Growth expectations vs positioning: mind the gap

Goldhub blog

Growth expectations vs positioning: mind the gap

Louise Street
Senior Markets Analyst
World Gold Council

Posted:

The September edition of Bank of America’s bellwether Global Fund Manager Survey highlights a growing disconnect between fund managers’ expectations and their positioning: funds remain heavily overweight equities despite increasing pessimism over global economic prospects.

According to the survey, expectations for global growth have tanked to their lowest in nearly 18 months, with only a net 13% of fund managers now looking for the global economy to improve, having peaked at 91% in March. The Delta variant shoulders much of the blame for this deterioration in sentiment.

But, despite their increasingly gloomy outlook, the respondents remain overweight equities (by a net 50%). With rates not predicted to rise before Feb 2023, managers are unwilling to bump up their fixed income exposure given the paltry yields on offer, and cash allocations are barely changed at 4.3% (vs 4.2% in August).


The rarity of this combination of growth pessimism and equity positioning is neatly highlighted in the chart, which could suggest an imminent downturn in equity weightings.

Back in January, we highlighted the risk for sharp pullbacks in equities this year, given the growing rift between valuations and the underlying fundamentals in such a crowded trade. Global stock market performances so far this year – particularly in the context of these survey results – does little to suggest that risk has abated. Yet, according to the survey, fewer portfolio managers are hedging their equity exposure against such a correction than at any time since January 2018.

They may be prudent to use gold to help mitigate the potential risks of this approach. Thanks to its historical track record of negatively correlating to equities during sharp equity pullbacks, an allocation to gold has historically helped portfolios to weather such episodes. This is a feature that institutional investors seem to recognise: 77% of respondents to a Coalition Greenwich survey who currently hold gold in their portfolio cited “diversification” as its primary role.1

As the FT’s Robert Armstrong musesChange is coming, gradually or quickly.
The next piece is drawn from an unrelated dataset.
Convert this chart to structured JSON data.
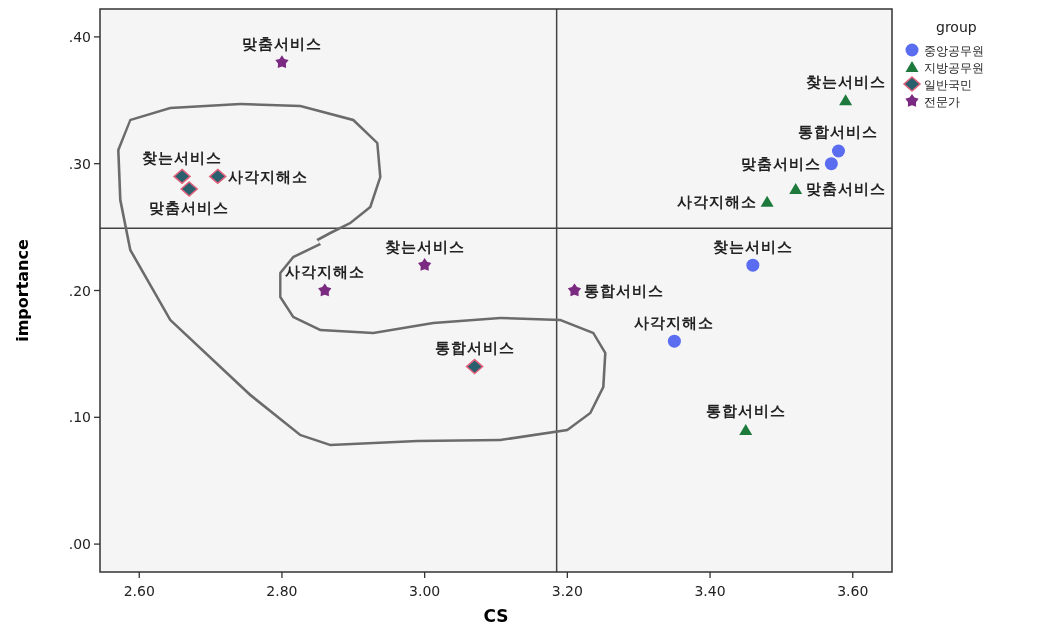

This year’s massive flows could dribble back into cash and bonds, or come out all at once, in a disorderly rush.’ Diverting a little of these flows into gold now could help stem the tide should it turn unexpectedly.

 


Footnotes

1Conducted by Coalition Greenwich (formerly Greenwich Associates) in partnership with the World Gold Council, this study queried nearly 500 institutional investors across the Americas, EMEA and APAC, examining shifting allocation priorities and strategies (gold and broader asset classes as investors face an unprecedented global reset).